Becker, who says he’s a Sabres fan and attends games at HSBC Arena, never once thought his profession as a hydrologist would take him inside the game of hockey.
“No, this was not in my plan,” Becker told NHL.com. “It’s actually, technically quite a challenge because we’re not trained to monitor weather in structures. Nobody is ever asked to monitor weather in these kinds of conditions. We’re usually in natural environments and big open areas. It was technically quite a challenge to find something that we would consider to be representative for the stadium because the wind is going in all different directions and all different speeds.”
Becker, who is working with Dale Hess, a Ph.D. student in the Geology Department at the University at Buffalo, set up a weather station at Niagara Falls to measure air movement. Becker said he is thrilled to be a part of what many Buffalonians are calling the biggest sporting event to ever come to their city.
”Of course, it’s interesting, for nothing else but bragging rights to be involved,” Becker said. “I go to Sabres games. I’m a fan. I thought it was a pretty neat opportunity.”
Becker is here for two specific reasons: To satisfy requirements in regards to the League’s insurance policy for the event, and to keep the workers informed of what type of weather conditions they’re going to be working in.
“If they can’t work and they can’t set up, they need documentation that the wind was too hard, or it was raining too hard, or it was too warm to make ice,” Becker said. “We also are putting the weather up on the Internet, and it’s being updated every 15 minutes. Anybody involved in setting this up can see what is going on.”
Becker and Hess are not acting as the local weather men.

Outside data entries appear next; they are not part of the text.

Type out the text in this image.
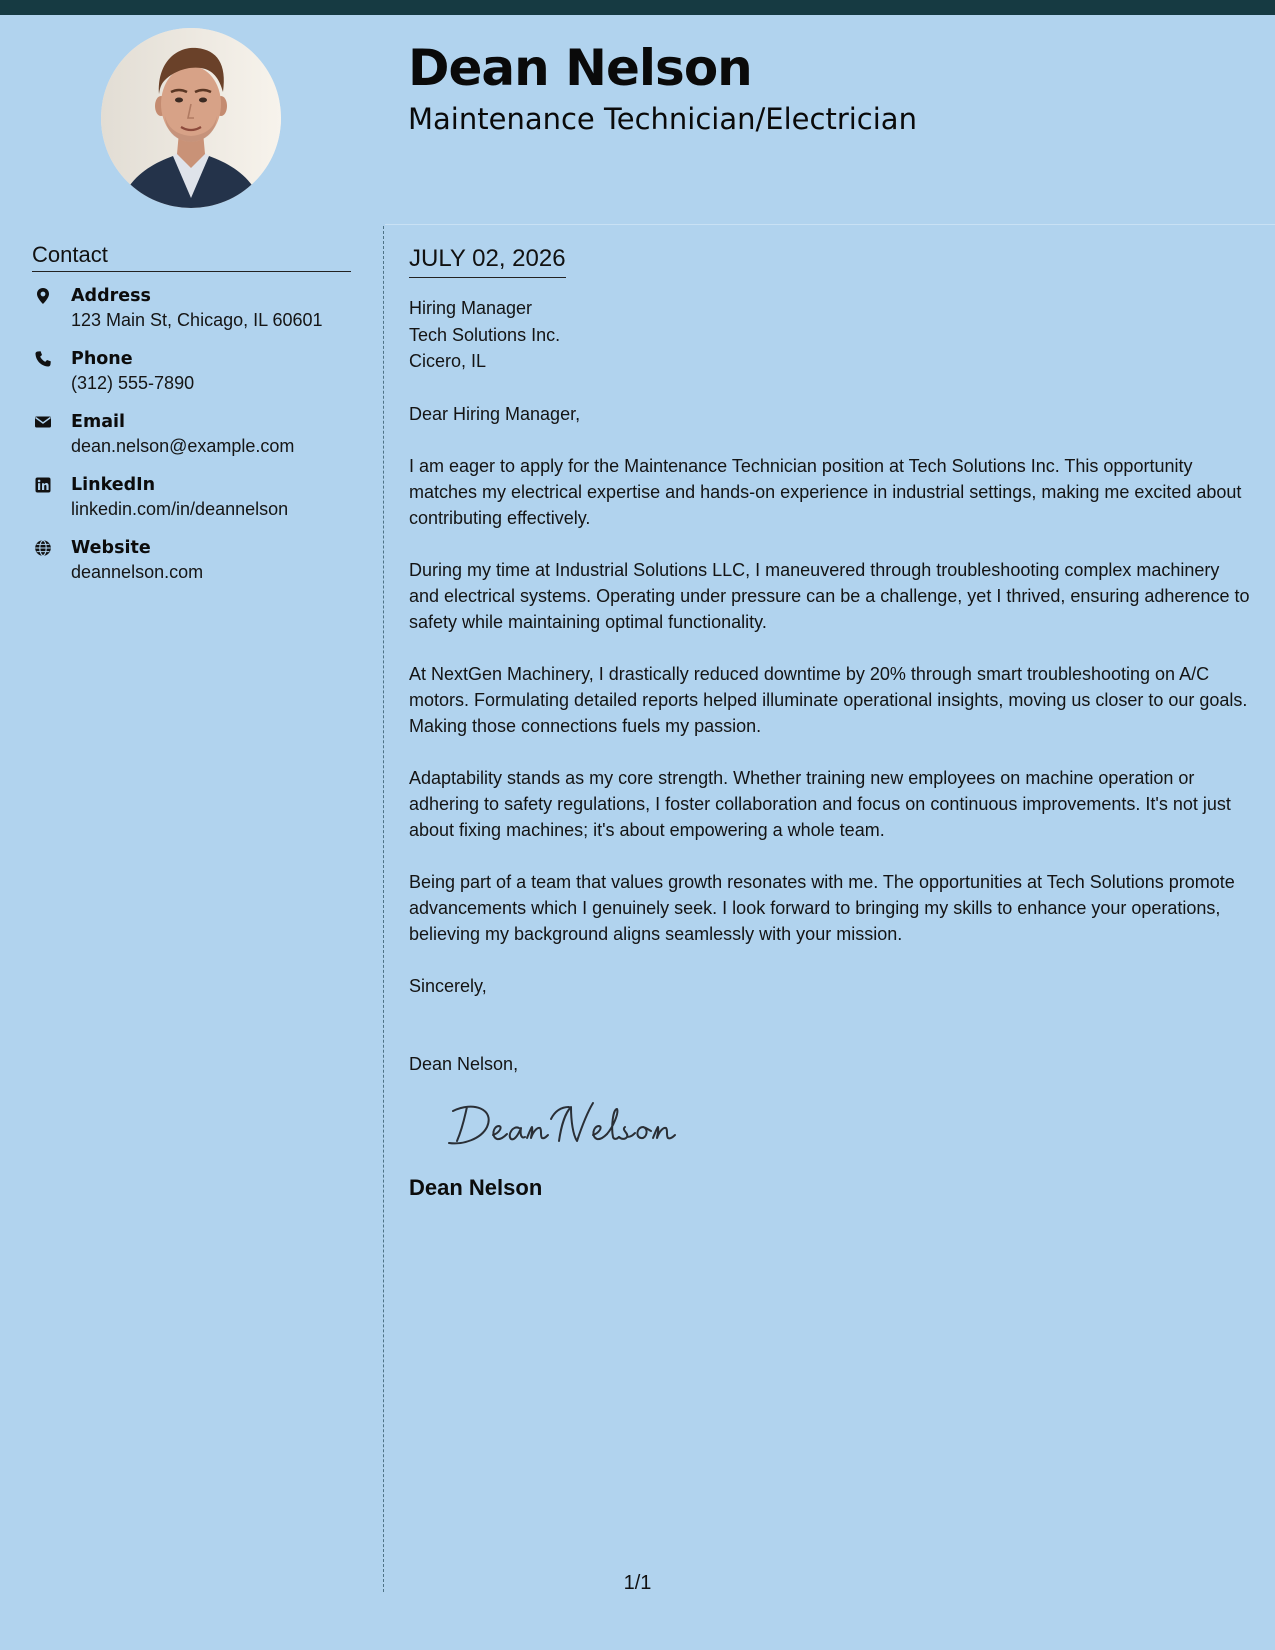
Dean Nelson
Maintenance Technician/Electrician
Contact
Address
123 Main St, Chicago, IL 60601
Phone
(312) 555-7890
Email
dean.nelson@example.com
LinkedIn
linkedin.com/in/deannelson
Website
deannelson.com
JULY 02, 2026
Hiring Manager
Tech Solutions Inc.
Cicero, IL
Dear Hiring Manager,
I am eager to apply for the Maintenance Technician position at Tech Solutions Inc. This opportunity matches my electrical expertise and hands-on experience in industrial settings, making me excited about contributing effectively.
During my time at Industrial Solutions LLC, I maneuvered through troubleshooting complex machinery and electrical systems. Operating under pressure can be a challenge, yet I thrived, ensuring adherence to safety while maintaining optimal functionality.
At NextGen Machinery, I drastically reduced downtime by 20% through smart troubleshooting on A/C motors. Formulating detailed reports helped illuminate operational insights, moving us closer to our goals. Making those connections fuels my passion.
Adaptability stands as my core strength. Whether training new employees on machine operation or adhering to safety regulations, I foster collaboration and focus on continuous improvements. It's not just about fixing machines; it's about empowering a whole team.
Being part of a team that values growth resonates with me. The opportunities at Tech Solutions promote advancements which I genuinely seek. I look forward to bringing my skills to enhance your operations, believing my background aligns seamlessly with your mission.
Sincerely,
Dean Nelson,
Dean Nelson
1/1
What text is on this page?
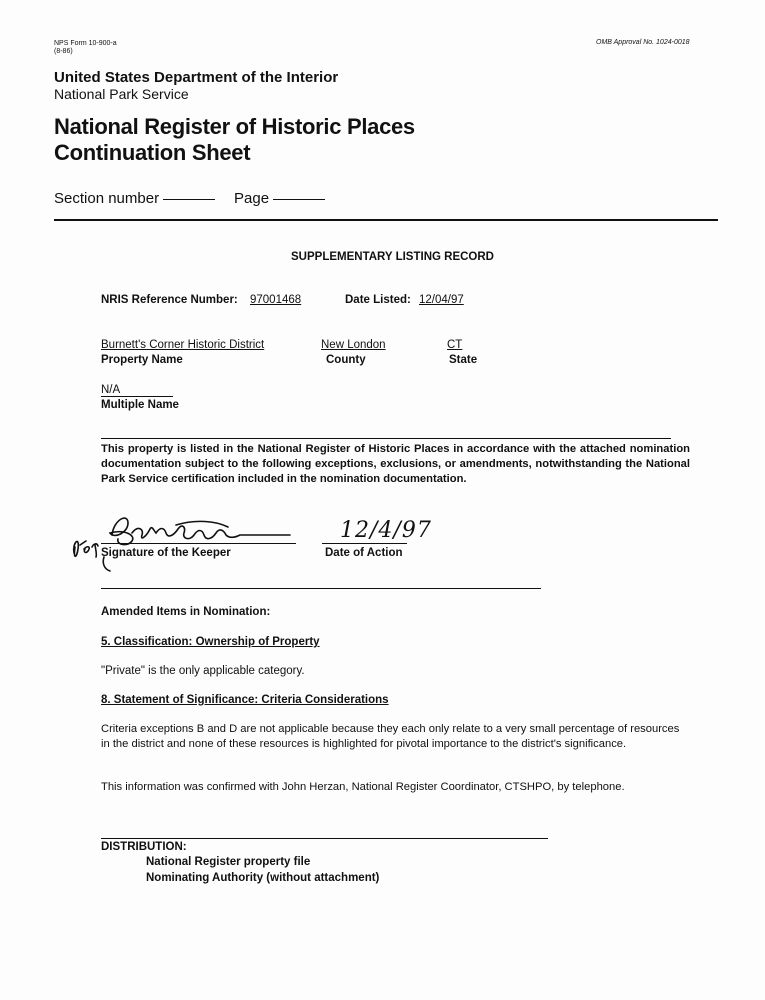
NPS Form 10-900-a
(8-86)
OMB Approval No. 1024-0018
United States Department of the Interior
National Park Service
National Register of Historic Places
Continuation Sheet
Section number	Page
SUPPLEMENTARY LISTING RECORD
NRIS Reference Number: 97001468	Date Listed: 12/04/97
Burnett's Corner Historic District
Property Name
New London
County
CT
State
N/A
Multiple Name
This property is listed in the National Register of Historic Places in accordance with the attached nomination documentation subject to the following exceptions, exclusions, or amendments, notwithstanding the National Park Service certification included in the nomination documentation.
Signature of the Keeper
12/4/97
Date of Action
Amended Items in Nomination:
5. Classification: Ownership of Property
"Private" is the only applicable category.
8. Statement of Significance: Criteria Considerations
Criteria exceptions B and D are not applicable because they each only relate to a very small percentage of resources in the district and none of these resources is highlighted for pivotal importance to the district's significance.
This information was confirmed with John Herzan, National Register Coordinator, CTSHPO, by telephone.
DISTRIBUTION:
National Register property file
Nominating Authority (without attachment)
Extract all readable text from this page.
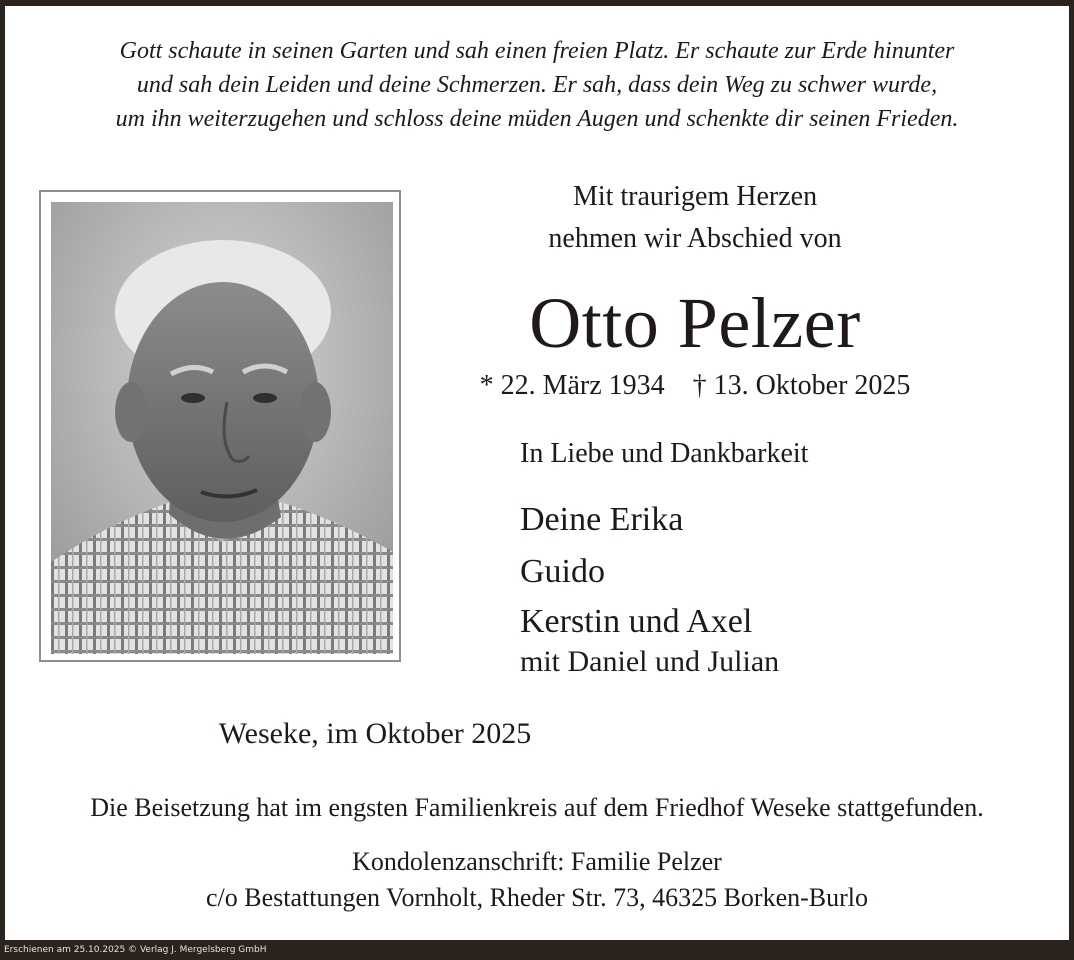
Gott schaute in seinen Garten und sah einen freien Platz. Er schaute zur Erde hinunter
und sah dein Leiden und deine Schmerzen. Er sah, dass dein Weg zu schwer wurde,
um ihn weiterzugehen und schloss deine müden Augen und schenkte dir seinen Frieden.
Mit traurigem Herzen
nehmen wir Abschied von
Otto Pelzer
* 22. März 1934 † 13. Oktober 2025
In Liebe und Dankbarkeit
Deine Erika
Guido
Kerstin und Axel
mit Daniel und Julian
Weseke, im Oktober 2025
Die Beisetzung hat im engsten Familienkreis auf dem Friedhof Weseke stattgefunden.
Kondolenzanschrift: Familie Pelzer
c/o Bestattungen Vornholt, Rheder Str. 73, 46325 Borken-Burlo
Erschienen am 25.10.2025 © Verlag J. Mergelsberg GmbH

“I’m not predicting anything for them,” he said. “This allows them to look and for example say; ‘The wind is steady at 20 miles per hour so we can’t do anything right now. Everybody has to sit and wait.’ I’m more of a resource to them.”
The biggest resource of all is the weather station Becker and Hess have set up.
The station is located on the sideline of the press box side of the field, roughly in line with the 50-yard line. It’s small and set up on a tripod that is being held down by at least a dozen sand bags, but it monitors everything they need, minus snow fall.
“The little thing spinning around is measuring wind speed and the little weather vain is measuring direction,” Becker said, looking at the station from inside the press box, where he has a station set up with computers and other equipment to read the data.
“We have a cup on top to measure rainfall. It’s a tipping bucket that goes back and forth. We are measuring temperature and humidity, and the whole thing is running on solar. It’s wireless and transmits up to the console here in the press box that logs all of this. So, we’re keeping track of the weather every 15 minutes.”
Becker and Hess have rotated shifts at Ralph Wilson Stadium since Monday, when they set up the station. Although, because of the Internet site, they don’t have to be here close to 24 hours a day like some of the workers putting the rink together. That doesn’t mean they’re not obsessing over their portion of this giant NHL event.
“Dale has his iPhone and he’s constantly checking the web site,” Becker said. “Yesterday I was with my wife’s family in Syracuse for holiday dinner, and luckily they have Wi-Fi. On Christmas Day, too. I’m always by the computer.”